Finally after 42 years in office, the world’s longest ruling president Omar Bongo of Gabon is dead. His death however raises a lot of questions that critically need to be looked at if Africa and indeed much of the developing world want to make a step forward in democracy and leadership.
He came to power during the days when African presidents {read Big Men} called the shots and most African countries were barely a decade-old since independence from Western colonial powers. Fair elections were unheard of and military coups were widespread from one corner of the continent to the other, more so West Africa where the late Mr. Bongo hails from. The president’s word was law regardless of whether it was enshrined in the constitution or not.
Even on his death, accusations and investigations in France hung over his head over embezzlement of public resources and his immense undeclared wealth. Sounds familiar, huh? Mobutu Sese Seko of Zaire [DR Congo} was one other such rich president while his subjects were very poor all through his regime from the mid-1960s till his overthrow in 1997. Like Mr. Mobutu’s Zaire, Gabon is very rich in natural wealth but those who benefit from it are the political elite and a few of their cronies. Seems Mr.
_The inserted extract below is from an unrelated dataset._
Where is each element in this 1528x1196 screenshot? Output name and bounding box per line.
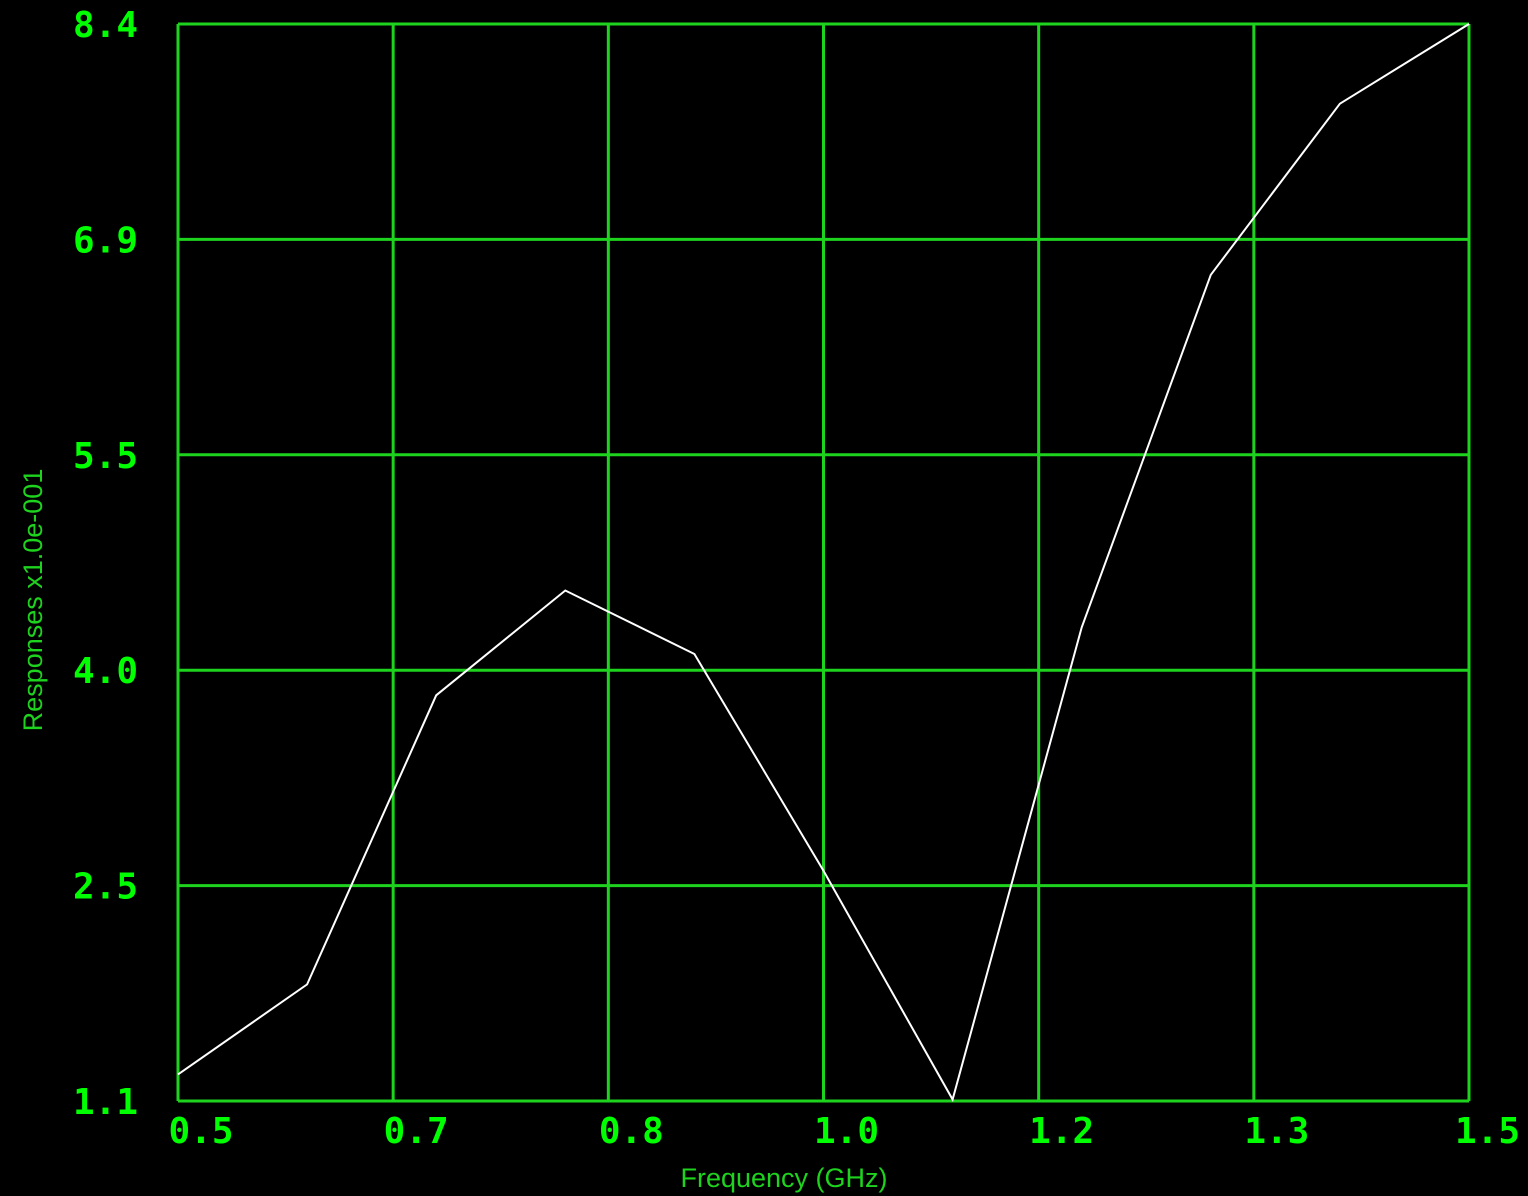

Bong was in very rich company.
He may not have had the extremes of Mobutu, Charles Taylor, Idi Amin, Jean-Bedel Bokassa or Mengistu Haile Mariam in terms of gross human rights violations, but he sure was in their league of despotic rule in terms of suppressing democratic space and running their nations as if they were personal business ventures.
Still, in Africa we have leaders who have been in office for a very long time, and still go into elections just as a formality to endorse them. Hosni Mubarak of Egypt, Robert Mugabe of Zimbabwe, Zine El Abidine of Tunisia, Yoweri Museveni of Uganda among others. In Libya, I can’t even remember when I last heard of an election there. Some of these leaders may not be necessarily bad or despots in the extreme sense of the word, {like Gaddafi, El Abidine, et al} but there are other people whose ideas should be given a platform as well.
If Togo’s Gnassingbe Eyadema went and now Omar Bongo is gone, I believe a time will come when we will have more Botswanas and Mauritius’s and Rwandas in Africa. It seems like nature is doing what the ballot or the bullet {God forbid!} has not been able to do in ridding us of oppressive leaders, and slowly but certainly, the African Big Man is becoming extinct.